Customer Reviews:
Showing reviews 21-25 of 34
Paste summed up! January 30, 2007 JW 6 out of 7 found this review helpful
Paste Magazine is one of the fastest growing independently published music magazines in the country, now in a new monthly format. Paste prides itself in being the premier magazine for people who still enjoy discovering new music, prize substance and songcraft over fads and manufactured attitude, and appreciate quality music in whatever genre it might inhabit -- indie rock, Triple-A, Americana, folk, blues, jazz... Paste brings you thoughtful analysis on the best in music, film, books and other aspects of popular (and alternative) culture. PLUS, you get a FREE sampler CD, packed with 21+ songs, in EVERY issue. There is life out there among the radio wasteland, and finally there's Paste to help you find it. What more could you want?
Bait... and switch January 31, 2006 bhunter (Denver, CO USA) 5 out of 21 found this review helpful
First off, I really enjoy the magazine and the cd + dvd, so I subscribed to get both. They said that was the only way to get both (when I was buying newstand copies). Now, I get my second issue on the subscription, and they have made it CD **or** DVD in each issue, editor's choice! Swell... I think that's called bait and switch, isn't it? \bh
Paste appeals to wide age span February 14, 2004 robert i. garrett (sandersville, ga United States) 4 out of 4 found this review helpful
I've forgotten how I got turned onto Paste; I think it might have been through an ad in Oxford American. Anyway, I'm a sucker for music magazines, so I gave it a chance. I was so surprised to discover that Paste was addressing the very artists and types of music in which my interest had evolved. And what's more, the CD that accompanied it was loaded with good music.I might as well tell you. I'm 59 years old but still into music and still turned on by the new and the old. To make a point about Paste, it also appeals to my 24-year-old daughter and 37 year-old son-in-law. Why? Each issue is packed with information and features on the knowns and unknowns, written in a literate voice and in complete yet concise manner. It also is colorful and well-designed. The sampler CDs are not those throw-away kind either. Somebody spends a heck of a lot of time selecting the right artists and the right tunes. If you like mixed CDs, you'll enjoy these. Through the articles and through the sampler CDs,Paste has turned me on to some wonderful music that the members of my family enjoy sharing.I hope others will give it a spin - no pun intended. If it is not what is happening, it is what should be happening. To use an expression from my generation and yours. It's what's cool.
Think there is no good new music? Read Paste and find it! February 21, 2004 MJC3 (MD United States) 4 out of 5 found this review helpful
If you want a music-related magazine, would you prefer a focus on new and established artists that produce quality music instead of the latest pop-tarts? Would you like well-written reviews and articles from the likes of Ben Fong-Torres (the former Rolling Stone editor- think "Almost Famous") and Bud Scoppa? Tired of reading reviews of artists that sound interesting but you're afraid to plunk down $ for their cd without being able to hear them? Then get Paste! I would gladly pay the subscription price for either the magazine OR the included cd samplers. If what you hear on the radio makes you want to give up on new music- don't! Get Paste and renew your faith in music.

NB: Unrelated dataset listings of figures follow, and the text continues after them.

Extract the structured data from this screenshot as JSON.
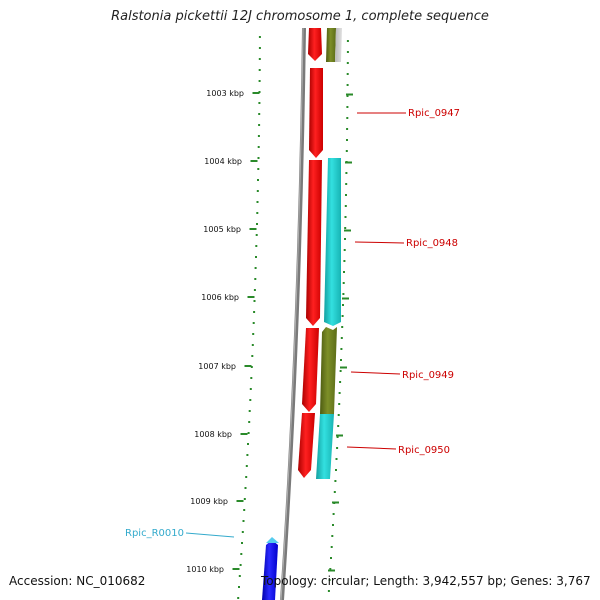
{
  "title": "Ralstonia pickettii 12J chromosome 1, complete sequence",
  "accession": "Accession: NC_010682",
  "topology": "Topology: circular; Length: 3,942,557 bp; Genes: 3,767",
  "ticks": [
    {
      "label": "1003 kbp"
    },
    {
      "label": "1004 kbp"
    },
    {
      "label": "1005 kbp"
    },
    {
      "label": "1006 kbp"
    },
    {
      "label": "1007 kbp"
    },
    {
      "label": "1008 kbp"
    },
    {
      "label": "1009 kbp"
    },
    {
      "label": "1010 kbp"
    }
  ],
  "gene_labels": [
    {
      "name": "Rpic_0947",
      "color": "#cc0000"
    },
    {
      "name": "Rpic_0948",
      "color": "#cc0000"
    },
    {
      "name": "Rpic_0949",
      "color": "#cc0000"
    },
    {
      "name": "Rpic_0950",
      "color": "#cc0000"
    },
    {
      "name": "Rpic_R0010",
      "color": "#33aacc"
    }
  ],
  "colors": {
    "backbone": "#8a8a8a",
    "forward_cds": "#ff0000",
    "reverse_cds_olive": "#6b7d1e",
    "reverse_cds_cyan": "#22cccc",
    "rna": "#0000ee",
    "gc_skew_dots": "#2a8a2a"
  }
}
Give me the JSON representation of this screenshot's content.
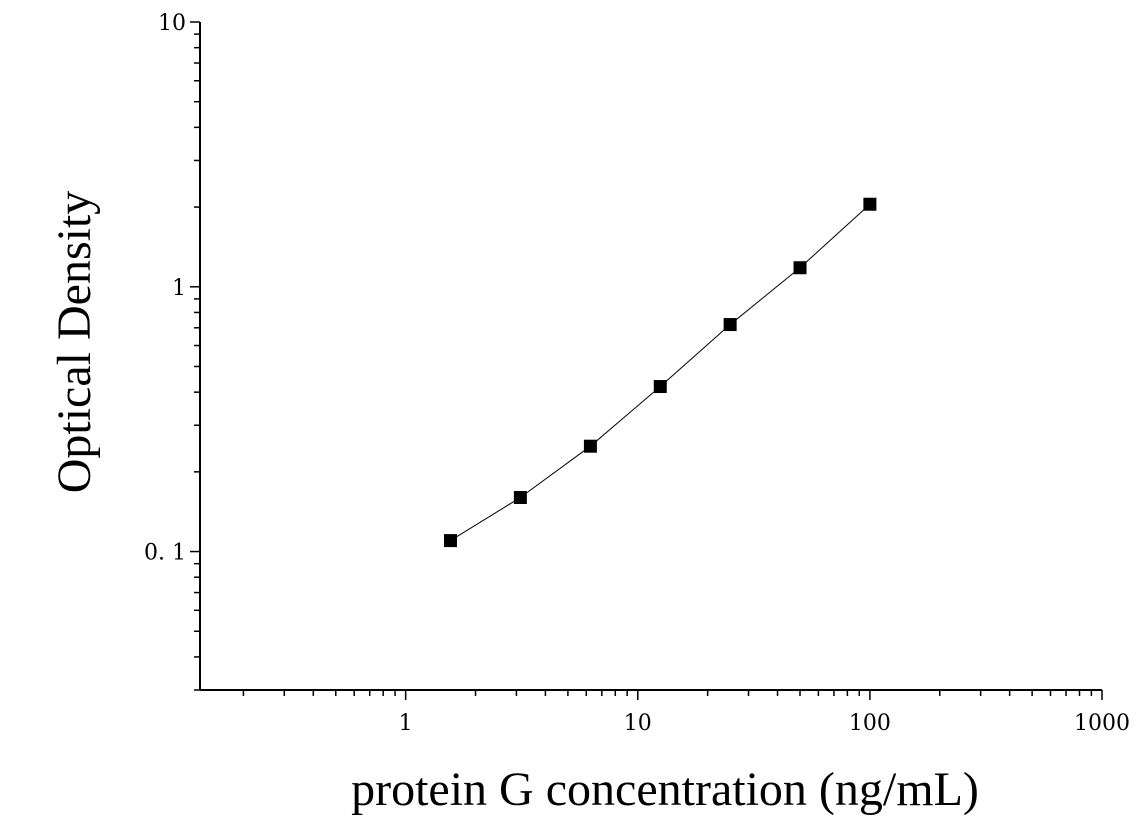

boring over price magazine July 30, 2005 music lover (usa) 4 out of 39 found this review helpful
This is music for old farts who think they are to cool to listen to crap like josh gorban. Some of the review they did like giving a good movie like mystic river a bad review are so off base. Would it kill this magazine to put a little louder stuff on this it is pretty lame when the loudest cd they review is wezzer. Also the sample cds that come with this magazine are so boring they sound like bad nockoffs of joni mitchel and bob dlyan and everything on those sample cds is too dam mellow. This magazine thinks just because something is not mainstream or heard off that it is great which is not true.